Seit Mitte der siebziger Jahre des 20. Jhs. wird die Existenz einer jahwistischen Quellenschrift zunehmend bestritten (erstmals von Hans Heinrich Schmid). Die Forschung geht seit dieser Zeit nur noch von einer wirklichen Quelle, nämlich der Priesterschrift (Bibel) aus. Allein die Priesterschrift hat einen von der Erschaffung der Welt bis zur Landnahme reichenden, durchgehenden Erzählfaden. Alle anderen Texten werden in der Regel älteren oder jüngeren Redaktionen zugewiesen oder sind ältere Einzeltraditionen, die keinen gesamten Geschichtsverlauf erzählen. In Bezug auf den Jahwisten spricht die Forschung heute daher häufig einfach von vor-priesterlichen Texten.

Nur ein kleiner Teil der alttestamentlichen Forschung hält an einem Jahwisten fest. Zum einen der Münchener Alttestamentler Christoph Levin, der den Jahwisten für eine Redaktionsschicht hält, die verschiedene Erzählkränze (Schöpfung, Abraham, Bileam, etc.) sammelt, sie zusammenarbeitet und so einen einheitlichen Erzählstrang von Gen 1 - Num 24, das "jahwistische Geschichtswerk" kreiert.
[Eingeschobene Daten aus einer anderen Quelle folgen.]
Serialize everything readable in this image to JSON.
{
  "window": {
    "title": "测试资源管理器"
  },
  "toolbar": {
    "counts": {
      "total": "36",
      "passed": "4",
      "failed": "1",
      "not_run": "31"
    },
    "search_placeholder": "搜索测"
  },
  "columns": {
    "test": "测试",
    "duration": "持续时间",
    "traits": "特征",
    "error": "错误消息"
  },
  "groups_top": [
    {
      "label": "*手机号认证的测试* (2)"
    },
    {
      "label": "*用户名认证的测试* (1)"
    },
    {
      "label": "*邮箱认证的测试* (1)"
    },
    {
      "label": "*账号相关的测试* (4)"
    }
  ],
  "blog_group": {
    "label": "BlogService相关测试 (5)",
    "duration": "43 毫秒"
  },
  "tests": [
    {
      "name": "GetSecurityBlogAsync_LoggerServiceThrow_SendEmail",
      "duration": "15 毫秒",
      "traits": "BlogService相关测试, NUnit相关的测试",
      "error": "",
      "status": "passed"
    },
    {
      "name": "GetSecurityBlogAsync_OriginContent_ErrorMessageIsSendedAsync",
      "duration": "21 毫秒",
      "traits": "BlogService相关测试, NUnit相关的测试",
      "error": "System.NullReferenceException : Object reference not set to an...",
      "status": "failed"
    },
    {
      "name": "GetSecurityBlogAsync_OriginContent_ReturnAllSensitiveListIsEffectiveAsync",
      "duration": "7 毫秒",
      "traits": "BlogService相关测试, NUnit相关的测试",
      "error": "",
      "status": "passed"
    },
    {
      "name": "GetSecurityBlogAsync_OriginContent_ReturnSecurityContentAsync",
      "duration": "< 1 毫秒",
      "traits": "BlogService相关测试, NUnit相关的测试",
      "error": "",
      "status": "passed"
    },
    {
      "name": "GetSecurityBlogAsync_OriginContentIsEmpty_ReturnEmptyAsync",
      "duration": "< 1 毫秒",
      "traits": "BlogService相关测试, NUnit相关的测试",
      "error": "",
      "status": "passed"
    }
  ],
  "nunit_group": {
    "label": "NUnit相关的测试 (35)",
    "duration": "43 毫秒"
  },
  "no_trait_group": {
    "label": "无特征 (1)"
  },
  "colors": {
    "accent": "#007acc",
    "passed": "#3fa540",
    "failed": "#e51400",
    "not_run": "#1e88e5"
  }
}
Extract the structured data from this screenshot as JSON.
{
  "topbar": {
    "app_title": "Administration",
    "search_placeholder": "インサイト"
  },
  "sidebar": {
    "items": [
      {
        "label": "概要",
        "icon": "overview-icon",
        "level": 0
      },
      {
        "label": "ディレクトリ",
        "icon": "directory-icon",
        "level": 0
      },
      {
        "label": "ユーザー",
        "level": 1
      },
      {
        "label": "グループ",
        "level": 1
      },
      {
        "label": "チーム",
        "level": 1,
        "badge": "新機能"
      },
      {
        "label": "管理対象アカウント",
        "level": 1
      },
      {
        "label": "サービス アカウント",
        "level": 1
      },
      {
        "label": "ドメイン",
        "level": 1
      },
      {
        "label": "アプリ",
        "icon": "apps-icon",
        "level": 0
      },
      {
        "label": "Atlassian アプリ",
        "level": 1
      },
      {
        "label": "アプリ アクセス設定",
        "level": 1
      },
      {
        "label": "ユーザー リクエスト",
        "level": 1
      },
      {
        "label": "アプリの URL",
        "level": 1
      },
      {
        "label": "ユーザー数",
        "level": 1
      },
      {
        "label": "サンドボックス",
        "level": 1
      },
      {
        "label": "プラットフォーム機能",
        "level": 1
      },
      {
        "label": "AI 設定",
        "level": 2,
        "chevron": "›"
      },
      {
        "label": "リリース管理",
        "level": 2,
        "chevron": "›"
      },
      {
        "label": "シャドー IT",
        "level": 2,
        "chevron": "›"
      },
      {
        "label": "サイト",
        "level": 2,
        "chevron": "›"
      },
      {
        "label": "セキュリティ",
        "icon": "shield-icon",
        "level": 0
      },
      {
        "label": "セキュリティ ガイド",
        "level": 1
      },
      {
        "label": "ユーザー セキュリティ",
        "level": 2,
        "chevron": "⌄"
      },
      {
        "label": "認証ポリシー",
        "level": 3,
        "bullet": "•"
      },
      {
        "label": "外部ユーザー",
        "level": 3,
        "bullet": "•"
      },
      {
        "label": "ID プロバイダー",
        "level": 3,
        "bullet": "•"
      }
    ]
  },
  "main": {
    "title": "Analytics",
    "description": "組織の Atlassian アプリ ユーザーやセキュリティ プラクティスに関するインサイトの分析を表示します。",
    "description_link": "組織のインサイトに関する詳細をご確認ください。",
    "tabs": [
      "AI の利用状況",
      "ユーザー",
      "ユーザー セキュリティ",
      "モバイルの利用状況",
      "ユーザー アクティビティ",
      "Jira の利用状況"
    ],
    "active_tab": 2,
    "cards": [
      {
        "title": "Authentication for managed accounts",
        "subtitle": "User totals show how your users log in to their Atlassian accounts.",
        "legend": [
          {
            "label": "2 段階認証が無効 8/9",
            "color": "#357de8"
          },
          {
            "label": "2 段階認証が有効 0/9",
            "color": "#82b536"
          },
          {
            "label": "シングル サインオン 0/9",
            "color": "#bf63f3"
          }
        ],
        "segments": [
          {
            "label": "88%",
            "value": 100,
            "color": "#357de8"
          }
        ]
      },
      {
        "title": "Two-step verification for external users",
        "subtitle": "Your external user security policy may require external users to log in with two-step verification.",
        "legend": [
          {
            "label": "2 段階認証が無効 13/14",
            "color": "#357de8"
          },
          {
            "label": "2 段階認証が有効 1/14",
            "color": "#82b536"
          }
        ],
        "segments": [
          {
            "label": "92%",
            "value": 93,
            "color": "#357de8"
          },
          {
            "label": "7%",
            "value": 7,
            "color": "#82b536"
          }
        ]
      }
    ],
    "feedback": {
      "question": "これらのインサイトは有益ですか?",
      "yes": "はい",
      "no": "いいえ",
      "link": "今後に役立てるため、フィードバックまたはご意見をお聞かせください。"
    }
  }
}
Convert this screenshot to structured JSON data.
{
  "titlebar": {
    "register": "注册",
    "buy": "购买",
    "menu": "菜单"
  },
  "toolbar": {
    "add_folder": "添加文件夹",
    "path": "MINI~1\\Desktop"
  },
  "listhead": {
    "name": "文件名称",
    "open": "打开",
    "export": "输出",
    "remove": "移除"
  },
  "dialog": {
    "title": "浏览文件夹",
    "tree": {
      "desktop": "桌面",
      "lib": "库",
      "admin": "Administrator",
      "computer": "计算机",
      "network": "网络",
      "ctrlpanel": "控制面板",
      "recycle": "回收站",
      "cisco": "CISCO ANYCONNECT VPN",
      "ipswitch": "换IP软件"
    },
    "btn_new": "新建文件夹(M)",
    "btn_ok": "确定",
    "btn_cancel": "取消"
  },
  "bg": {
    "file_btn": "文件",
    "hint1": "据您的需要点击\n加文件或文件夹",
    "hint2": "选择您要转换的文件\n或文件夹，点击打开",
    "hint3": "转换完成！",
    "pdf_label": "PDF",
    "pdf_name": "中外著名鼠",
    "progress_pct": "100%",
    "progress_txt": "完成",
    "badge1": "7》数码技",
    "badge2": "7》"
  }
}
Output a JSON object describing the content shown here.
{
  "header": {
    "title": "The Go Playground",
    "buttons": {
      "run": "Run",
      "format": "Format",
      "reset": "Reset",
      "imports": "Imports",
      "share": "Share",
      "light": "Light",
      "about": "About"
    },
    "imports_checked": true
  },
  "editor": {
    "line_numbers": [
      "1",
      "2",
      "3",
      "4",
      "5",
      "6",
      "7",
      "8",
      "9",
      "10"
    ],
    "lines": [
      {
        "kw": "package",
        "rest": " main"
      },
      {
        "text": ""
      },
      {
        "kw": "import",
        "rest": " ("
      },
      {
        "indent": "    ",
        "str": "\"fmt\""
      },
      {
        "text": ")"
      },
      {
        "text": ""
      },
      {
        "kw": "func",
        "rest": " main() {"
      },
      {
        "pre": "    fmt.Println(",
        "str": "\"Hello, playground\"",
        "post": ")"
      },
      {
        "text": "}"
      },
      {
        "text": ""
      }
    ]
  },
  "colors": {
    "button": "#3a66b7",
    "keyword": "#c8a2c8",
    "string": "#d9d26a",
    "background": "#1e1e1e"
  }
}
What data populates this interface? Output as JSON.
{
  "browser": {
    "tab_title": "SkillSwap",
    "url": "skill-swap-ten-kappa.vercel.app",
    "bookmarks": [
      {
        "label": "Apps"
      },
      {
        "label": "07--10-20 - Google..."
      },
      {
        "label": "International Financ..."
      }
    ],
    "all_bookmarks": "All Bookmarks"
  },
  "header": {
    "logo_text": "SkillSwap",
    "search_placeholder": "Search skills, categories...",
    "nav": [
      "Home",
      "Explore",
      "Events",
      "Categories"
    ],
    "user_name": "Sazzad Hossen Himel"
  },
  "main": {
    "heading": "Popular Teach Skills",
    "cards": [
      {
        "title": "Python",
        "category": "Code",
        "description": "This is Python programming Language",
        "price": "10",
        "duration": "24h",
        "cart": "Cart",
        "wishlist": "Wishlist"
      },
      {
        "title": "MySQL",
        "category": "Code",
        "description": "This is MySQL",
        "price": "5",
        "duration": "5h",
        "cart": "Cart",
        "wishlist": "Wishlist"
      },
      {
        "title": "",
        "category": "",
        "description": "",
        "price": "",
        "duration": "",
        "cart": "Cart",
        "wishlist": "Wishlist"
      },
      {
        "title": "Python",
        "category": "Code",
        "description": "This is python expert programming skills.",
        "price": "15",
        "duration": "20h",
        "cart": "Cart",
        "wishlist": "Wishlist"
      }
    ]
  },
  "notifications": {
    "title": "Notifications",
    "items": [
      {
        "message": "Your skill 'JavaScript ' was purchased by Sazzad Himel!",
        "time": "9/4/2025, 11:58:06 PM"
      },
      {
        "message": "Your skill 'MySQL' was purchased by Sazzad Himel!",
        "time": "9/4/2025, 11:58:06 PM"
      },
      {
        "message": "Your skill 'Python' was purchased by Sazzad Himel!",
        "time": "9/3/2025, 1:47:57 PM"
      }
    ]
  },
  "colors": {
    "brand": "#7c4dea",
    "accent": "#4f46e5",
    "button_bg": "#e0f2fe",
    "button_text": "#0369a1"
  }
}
John van Seters, geht einen anderen Weg und sieht im Jahwisten einen Historiker ähnlich den griechischen Geschichtsschreibern (Hesiod, Herodot), der aus den umlaufenden Erzählungen Motive zusammenstellt und so seine Geschichte Israels schreibt. Die Priesterschrift ist für Van Seters hingegen eine Bearbeitungsschicht.

Die meisten der neueren exegetischen Entwürfe, etwa von Reinhard Gregor Kratz, Erhard Blum, Eckart Otto, Erich Zenger, Jan Christian Gertz, Konrad Schmid, Markus Witte, bestreiten die Existent einer jawistischen Quellenschrift, da es nicht möglich sei, eine durchlaufende Erzählung mit sinnvollem Anfang und Ende auszumachen. Gemeinhin spricht die alttestamentliche Wissenschaft bei den Texten, die ehemals dem Jahwisten zugeordnet wurden, daher nur noch von vor- oder nichtpriesterschriftlichem Material.

Theologisches Profil

Es ist bislang nicht gelungen, aus dem disparaten Textmaterial eine gemeinsames theologisches Profil herauszuarbeiten. Unstrittig ist nur, dass die ehemals "jahwistisch" genannten Texte weder die Kultzentralisation aus Dtn 12 noch einen strikten Monotheismus kennen oder voraussetzen.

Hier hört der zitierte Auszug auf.